Ethiopia Shows Significant Progress in Access to Proper Sanitation

ADDIS ABABA (HAN) November 19, 2015. Public Diplomacy & regional Security. According to a report Improving Nutrition Outcomes with Better Water, Sanitation and Hygiene, from UNICEF, USAID and the World Health Organization, Ethiopia mobilized community workers and achieved the largest decrease globally in the proportion of the population who defecate in the open.

Other countries that show progress in both access to sanitation and nutritional status of to their children are Pakistan, Mali, and Democratic Republic of Congo. The report for the first time brings together years of research and case studies which demonstrate the link between sanitation and malnutrition.

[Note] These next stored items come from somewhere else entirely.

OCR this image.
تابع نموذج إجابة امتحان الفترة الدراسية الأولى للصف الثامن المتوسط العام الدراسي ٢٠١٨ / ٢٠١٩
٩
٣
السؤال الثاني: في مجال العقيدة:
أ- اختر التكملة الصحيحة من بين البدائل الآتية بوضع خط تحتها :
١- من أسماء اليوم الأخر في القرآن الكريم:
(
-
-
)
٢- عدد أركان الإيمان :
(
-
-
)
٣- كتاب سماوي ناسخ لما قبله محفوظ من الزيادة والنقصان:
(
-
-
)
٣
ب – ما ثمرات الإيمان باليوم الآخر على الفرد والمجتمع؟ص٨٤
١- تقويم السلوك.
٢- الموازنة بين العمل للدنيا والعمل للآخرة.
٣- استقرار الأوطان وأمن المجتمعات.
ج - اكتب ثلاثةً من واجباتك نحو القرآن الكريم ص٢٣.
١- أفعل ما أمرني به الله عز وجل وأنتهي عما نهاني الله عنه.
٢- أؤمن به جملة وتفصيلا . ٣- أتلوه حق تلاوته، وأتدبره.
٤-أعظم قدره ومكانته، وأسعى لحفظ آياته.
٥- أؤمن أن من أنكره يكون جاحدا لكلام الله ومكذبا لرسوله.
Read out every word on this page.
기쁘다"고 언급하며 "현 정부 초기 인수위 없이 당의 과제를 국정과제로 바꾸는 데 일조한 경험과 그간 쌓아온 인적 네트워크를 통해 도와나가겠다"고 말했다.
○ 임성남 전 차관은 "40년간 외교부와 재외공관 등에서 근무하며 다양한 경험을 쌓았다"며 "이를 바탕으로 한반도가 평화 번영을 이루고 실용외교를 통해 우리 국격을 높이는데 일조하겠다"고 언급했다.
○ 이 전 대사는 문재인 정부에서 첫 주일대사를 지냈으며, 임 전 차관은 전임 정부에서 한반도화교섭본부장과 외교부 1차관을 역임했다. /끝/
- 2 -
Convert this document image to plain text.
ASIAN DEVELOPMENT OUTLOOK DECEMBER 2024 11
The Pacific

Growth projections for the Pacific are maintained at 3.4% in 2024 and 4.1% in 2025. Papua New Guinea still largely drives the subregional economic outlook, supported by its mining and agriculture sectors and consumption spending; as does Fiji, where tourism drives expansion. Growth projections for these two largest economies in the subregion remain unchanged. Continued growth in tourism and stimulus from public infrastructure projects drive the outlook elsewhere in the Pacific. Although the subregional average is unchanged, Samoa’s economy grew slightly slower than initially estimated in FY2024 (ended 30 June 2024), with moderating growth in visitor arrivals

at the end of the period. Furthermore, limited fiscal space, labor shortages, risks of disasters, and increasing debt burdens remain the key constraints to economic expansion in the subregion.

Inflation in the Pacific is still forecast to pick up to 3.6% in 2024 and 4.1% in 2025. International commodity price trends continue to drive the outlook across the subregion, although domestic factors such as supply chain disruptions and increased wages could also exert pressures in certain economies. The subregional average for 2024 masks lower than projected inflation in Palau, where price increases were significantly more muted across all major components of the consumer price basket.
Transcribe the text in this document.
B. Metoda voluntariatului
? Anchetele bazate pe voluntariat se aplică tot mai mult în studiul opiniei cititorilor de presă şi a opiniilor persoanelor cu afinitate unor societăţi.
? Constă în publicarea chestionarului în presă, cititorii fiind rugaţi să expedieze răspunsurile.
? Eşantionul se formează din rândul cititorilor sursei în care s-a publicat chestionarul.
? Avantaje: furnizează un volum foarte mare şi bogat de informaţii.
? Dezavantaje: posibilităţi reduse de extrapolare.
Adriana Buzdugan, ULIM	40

More importantly, it provides guidance for action. Lack of access to toilets is endangering millions of the world’s poorest children, UNICEF said, pointing to emerging evidence of links between inadequate sanitation and malnutrition.

Some 2.4 billion people globally do not have toilets and 946 million – roughly 1 in 8 of the world’s population – defecate in the open. Meanwhile, an estimated 159 million children under 5 years old are stunted (short for their age) and another 50 million are wasted (low weight for age).

Lack of sanitation, and particularly open defecation, contributes to the incidence of diarrhoea and to the spread of intestinal parasites, which in turn cause malnutrition.

“We need to bring concrete and innovative solutions to the problem of where people go to the toilet, otherwise we are failing millions of our poorest and most vulnerable children,” said Sanjay Wijesekera, head of UNICEF’s global water, sanitation and hygiene programmes. “The proven link with malnutrition is one more thread that reinforces how interconnected our responses to sanitation have to be if we are to succeed.”

Some 300,000 children under 5 years old die per year – over 800 every day – from diarrhoeal diseases linked to inadequate water, sanitation and hygiene. The poorest children in sub-Saharan Africa and South Asia are particularly at risk.

Intestinal parasites such as roundworm, whipworm and hookworm, are transmitted through contaminated soil in areas where open defecation is practiced. Hookworm is a major cause of anaemia in pregnant women, leading to malnourished, underweight babies.

“There are no excuses not to act on access to toilets, even in the poorest communities, or during emergencies,” said Wijesekera. “On the other hand, there are millions of reasons – each one a child who is stunted or wasted, or worse, who sickens and dies – to treat this with the urgency it deserves.”